Folha de S. Paulo


Editorial: O Irã se move

A vitória inesperada do clérigo centrista Hassan Rowhani na eleição presidencial iraniana representa o primeiro sinal encorajador dos últimos anos na relação entre Teerã e as potências ocidentais.

Apoiado por setores de oposição, Rowhani derrotou cinco conservadores apoiados pelo regime logo no primeiro turno. Bastou-lhe uma plataforma óbvia: o Irã precisa melhorar sua imagem externa para aliviar sanções ao programa nuclear que prejudicam as condições de vida da população.

A base política de Rowhani vai além da classe média liberal. Inclui parcelas expressivas da população mais pobre, exaurida pela crise.

Ao longo da campanha, o clérigo martelou que sua experiência diplomática, acumulada nos anos em que chefiava delegações iranianas nas conversas atômicas, lhe dava as melhores credenciais para diluir a tensão na política externa.

Nas capitais europeias, Rowhani é lembrado como o negociador que chegou a suspender o programa nuclear. Ao contrário do conservador Mahmoud Ahmadinejad, age com serenidade e fala inglês.

É preciso cuidado com o otimismo, porém. No sistema teocrático em vigor desde a revolução de 1979, decisões estratégicas são prerrogativa do líder supremo, aiatolá Ali Khamenei. Não haverá mudança substancial nas conversas nucleares sem sua anuência.

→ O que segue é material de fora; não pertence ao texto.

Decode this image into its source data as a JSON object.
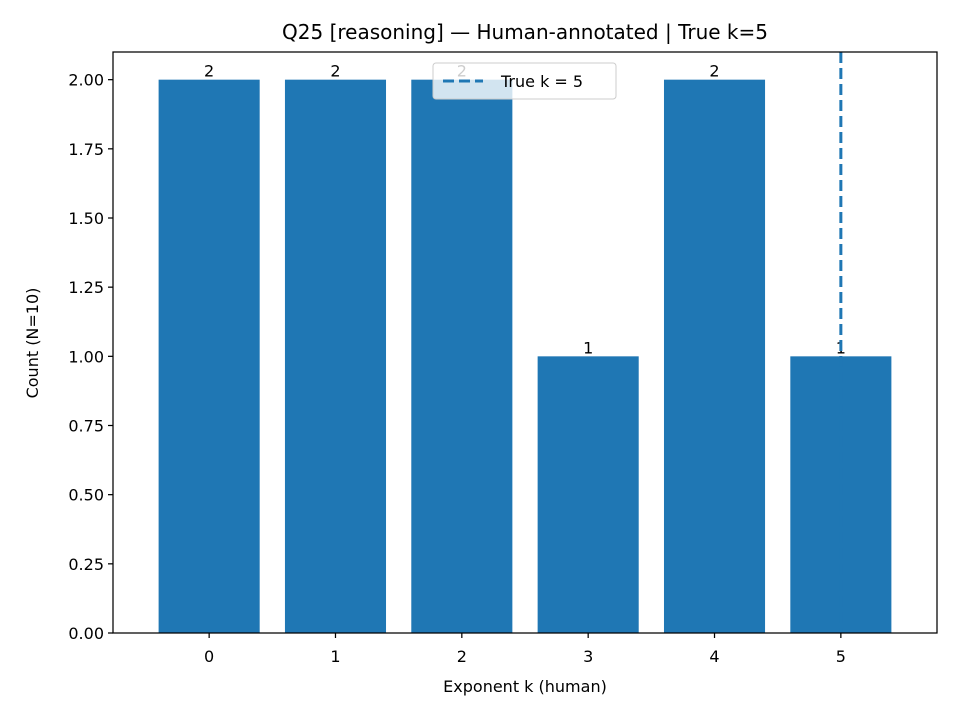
{
  "chart_data": {
    "type": "bar",
    "title": "Q25 [reasoning] — Human-annotated | True k=5",
    "xlabel": "Exponent k (human)",
    "ylabel": "Count (N=10)",
    "categories": [
      "0",
      "1",
      "2",
      "3",
      "4",
      "5"
    ],
    "values": [
      2,
      2,
      2,
      1,
      2,
      1
    ],
    "data_labels": [
      "2",
      "2",
      "2",
      "1",
      "2",
      "1"
    ],
    "ylim": [
      0,
      2.1
    ],
    "yticks": [
      0,
      0.25,
      0.5,
      0.75,
      1.0,
      1.25,
      1.5,
      1.75,
      2.0
    ],
    "ytick_labels": [
      "0.00",
      "0.25",
      "0.50",
      "0.75",
      "1.00",
      "1.25",
      "1.50",
      "1.75",
      "2.00"
    ],
    "reference_line": {
      "x": 5,
      "style": "dashed",
      "label": "True k = 5"
    },
    "legend": {
      "placement": "upper center",
      "entries": [
        "True k = 5"
      ]
    },
    "grid": false,
    "colors": {
      "bar": "#1f77b4",
      "reference_line": "#1f77b4"
    }
  }
}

Rowhani se diz disposto a dialogar com os EUA e promete maior transparência nas atividades atômicas, mas considera inalienável o direito de enriquecer urânio para fins pacíficos. Também manterá a hostilidade a Israel, cravada no centro da política iraniana, assim como o apoio ao regime sírio.

Rowhani ocupou altos cargos no aparato de segurança. Na condição de "hojatoleslam", nível abaixo ao de aiatolá na hierarquia xiita, relaciona-se bem com clérigos radicais e a Guarda Revolucionária, força militar que sustenta o regime.

O mesmo ceticismo se aplica ao plano doméstico.

Rowhani preconizou mais liberdade política e moral. Milhões o elegeram na esperança de corrigir a injustiça de 2009, quando o governo esmagou protestos contra a reeleição de Ahmadinejad, diante dos indícios de fraude. É muito improvável que o regime tolere mudança significativa nesse campo.

O primeiro desafio de Rowhani será conter as expectativas que sua eleição criou, dentro e fora do país.